O presente para a generalidade dos portugueses é de luta. Luta na defesa dos seus direitos, luta contra quem submete este país e este povo aos interesses das oligarquias económicas que não têm rosto nem pátria. A opinião pública nacional tem vindo, de forma continuada, a ser submetida a uma impressionante campanha de (des)informação e propaganda através dos órgãos de Comunicação Social públicos e privados. A campanha a que me refiro teve e tem dois objectivos essenciais:

I) preparar os portugueses, povo de brandos costumes, a aceitar como inevitável as medidas tomadas pelo governo. Governo que por acaso é do PS mas bem poderia ser do PSD ou do PP. (a formação política de José Sócrates foi feita na JSD da Covilhã);

II) responsabilizar a administração pública e os seus agentes pelo défice público e pela ineficácia do estado. Os portugueses que no dia 20 de Fevereiro votaram claramente contra estas políticas têm o direito e o dever de exigir o cumprimento do contrato celebrado com o PS, desde logo porque o programa eleitoral do Eng. José Sócrates não tem nada a ver com as políticas do seu governo mas, sobretudo, porque há alternativa a esta política e porque só a manipulação das palavras e dos números, ou seja, a mentira pode atribuir à administração pública a responsabilidade pelo défice público. As medidas anunciadas para aumentar a receita são, em termos económicos, de contra ciclo. O aumento do IVA vai retrair o consumo e o imposto sobre os produtos petrolíferos terá como consequência a perda de competitividade das empresas e o aumento generalizado de produtos e serviços. A alternativa justa e sensata para aumentar a receita seria, se Sócrates fosse um homem de esquerda, o combate à fraude e à evasão fiscal e a tributação das actividades financeiras.
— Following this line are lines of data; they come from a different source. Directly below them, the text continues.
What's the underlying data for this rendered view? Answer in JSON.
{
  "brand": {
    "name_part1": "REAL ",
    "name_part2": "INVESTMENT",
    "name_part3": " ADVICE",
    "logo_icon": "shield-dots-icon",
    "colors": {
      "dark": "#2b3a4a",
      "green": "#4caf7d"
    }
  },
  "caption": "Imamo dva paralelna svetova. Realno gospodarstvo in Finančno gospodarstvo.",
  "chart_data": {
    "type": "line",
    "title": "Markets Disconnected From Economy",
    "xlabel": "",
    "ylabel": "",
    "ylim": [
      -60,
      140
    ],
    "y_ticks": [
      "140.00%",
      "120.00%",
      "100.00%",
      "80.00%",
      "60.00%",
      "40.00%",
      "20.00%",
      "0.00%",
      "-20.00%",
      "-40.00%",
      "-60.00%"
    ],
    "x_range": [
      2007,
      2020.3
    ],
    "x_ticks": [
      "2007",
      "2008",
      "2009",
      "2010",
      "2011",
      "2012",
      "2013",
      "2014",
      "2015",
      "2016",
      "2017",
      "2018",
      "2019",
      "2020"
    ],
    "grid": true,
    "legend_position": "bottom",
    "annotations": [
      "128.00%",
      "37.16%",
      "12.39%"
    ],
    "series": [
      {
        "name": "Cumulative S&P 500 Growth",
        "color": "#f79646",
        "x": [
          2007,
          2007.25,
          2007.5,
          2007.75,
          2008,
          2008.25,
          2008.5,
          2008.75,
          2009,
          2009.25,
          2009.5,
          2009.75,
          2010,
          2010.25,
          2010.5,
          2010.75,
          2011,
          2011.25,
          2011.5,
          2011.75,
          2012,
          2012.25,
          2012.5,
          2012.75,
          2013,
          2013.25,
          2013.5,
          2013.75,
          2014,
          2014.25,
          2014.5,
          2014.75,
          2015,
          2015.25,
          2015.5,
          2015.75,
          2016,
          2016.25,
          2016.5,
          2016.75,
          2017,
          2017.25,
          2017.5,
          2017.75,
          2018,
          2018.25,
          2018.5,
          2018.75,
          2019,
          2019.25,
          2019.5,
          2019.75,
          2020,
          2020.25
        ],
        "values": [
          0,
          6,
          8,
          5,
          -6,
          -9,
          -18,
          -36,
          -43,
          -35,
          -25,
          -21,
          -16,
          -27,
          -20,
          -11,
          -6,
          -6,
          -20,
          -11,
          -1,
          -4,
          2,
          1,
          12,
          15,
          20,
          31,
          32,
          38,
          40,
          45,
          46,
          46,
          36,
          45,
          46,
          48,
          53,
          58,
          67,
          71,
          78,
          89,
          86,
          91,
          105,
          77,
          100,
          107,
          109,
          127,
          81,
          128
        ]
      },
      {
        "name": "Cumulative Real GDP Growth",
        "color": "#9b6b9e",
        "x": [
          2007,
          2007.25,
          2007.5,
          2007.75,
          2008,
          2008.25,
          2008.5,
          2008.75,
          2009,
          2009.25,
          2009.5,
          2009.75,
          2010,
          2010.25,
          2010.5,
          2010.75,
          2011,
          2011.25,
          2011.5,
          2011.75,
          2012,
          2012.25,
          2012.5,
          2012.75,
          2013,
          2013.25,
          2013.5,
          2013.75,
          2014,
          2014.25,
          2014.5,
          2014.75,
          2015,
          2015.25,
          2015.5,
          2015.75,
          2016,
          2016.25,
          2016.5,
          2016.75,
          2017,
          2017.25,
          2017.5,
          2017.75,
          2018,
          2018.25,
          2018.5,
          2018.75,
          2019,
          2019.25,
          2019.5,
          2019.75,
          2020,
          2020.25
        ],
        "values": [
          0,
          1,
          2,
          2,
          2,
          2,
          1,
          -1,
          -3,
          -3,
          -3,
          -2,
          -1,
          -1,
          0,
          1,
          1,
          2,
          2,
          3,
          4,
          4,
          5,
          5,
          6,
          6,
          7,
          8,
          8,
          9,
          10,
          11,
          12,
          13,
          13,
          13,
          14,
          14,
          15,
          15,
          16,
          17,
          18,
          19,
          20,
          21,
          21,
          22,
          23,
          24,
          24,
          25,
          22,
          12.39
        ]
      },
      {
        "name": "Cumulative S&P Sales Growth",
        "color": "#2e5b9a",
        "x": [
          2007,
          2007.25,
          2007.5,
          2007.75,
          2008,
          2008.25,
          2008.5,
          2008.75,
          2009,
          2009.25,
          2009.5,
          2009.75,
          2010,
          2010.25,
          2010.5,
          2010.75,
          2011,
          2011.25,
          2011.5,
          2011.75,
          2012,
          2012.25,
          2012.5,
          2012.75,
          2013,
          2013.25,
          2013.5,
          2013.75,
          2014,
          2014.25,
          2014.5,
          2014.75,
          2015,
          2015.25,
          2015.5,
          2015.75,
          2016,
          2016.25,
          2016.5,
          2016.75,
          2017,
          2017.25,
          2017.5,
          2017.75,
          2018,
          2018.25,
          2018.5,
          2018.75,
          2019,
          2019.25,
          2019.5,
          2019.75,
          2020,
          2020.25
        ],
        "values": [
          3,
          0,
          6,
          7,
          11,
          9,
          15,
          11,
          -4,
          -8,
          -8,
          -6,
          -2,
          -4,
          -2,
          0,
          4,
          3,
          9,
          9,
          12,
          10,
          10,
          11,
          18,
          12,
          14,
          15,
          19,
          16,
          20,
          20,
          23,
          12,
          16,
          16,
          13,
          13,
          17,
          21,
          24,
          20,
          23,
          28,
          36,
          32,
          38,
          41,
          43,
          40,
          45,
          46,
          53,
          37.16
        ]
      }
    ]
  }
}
Quanto à despesa pública o engenheiro poderia começar por reduzir a do seu gabinete e dizer aos portugueses que a despesa pública em Portugal representa 47,6% do PIB e na União Europeia é de 48,3% do PIB, ou que a percentagem da população empregada na administração pública na União Europeia é de 25,6% e em Portugal, pasme-se, é de 18%. Ao contrário de muitos portugueses a política seguida pelo actual governo português não me surpreendeu, ou melhor fiquei surpreendido com a violência das medidas anunciadas.

A política do actual governo não difere das políticas que desde meados da década de 80 do século passado foram sendo adoptadas pelos sucessivos governos. Políticas que dão corpo à propalada ideia de “menos Estado melhor Estado” e que se inserem num plano à escala mundial promovido pelo neoliberalismo. Oque se pretende com esta estratégia é denegrir, em particular, as funções sociais do Estado que não sendo produtivas têm afectos elevados recursos financeiros e, por isso mesmo, o sector privado os quer para o seu domínio. É lamentável que seja pela mão do PS que esta estratégia neoliberal esteja a ser posta em prática no nosso país e espero que os militantes do PS saibam dar a resposta adequada a quem os ludibriou. Confesso que após 31 anos que são passados sobre a revolução de Abril sinto que há necessidade, mais do que nunca, de defender Abril porque as portas que Abril abriu ameaçam, perigosamente, fechar-se pelas mãos de um dito homem de esquerda.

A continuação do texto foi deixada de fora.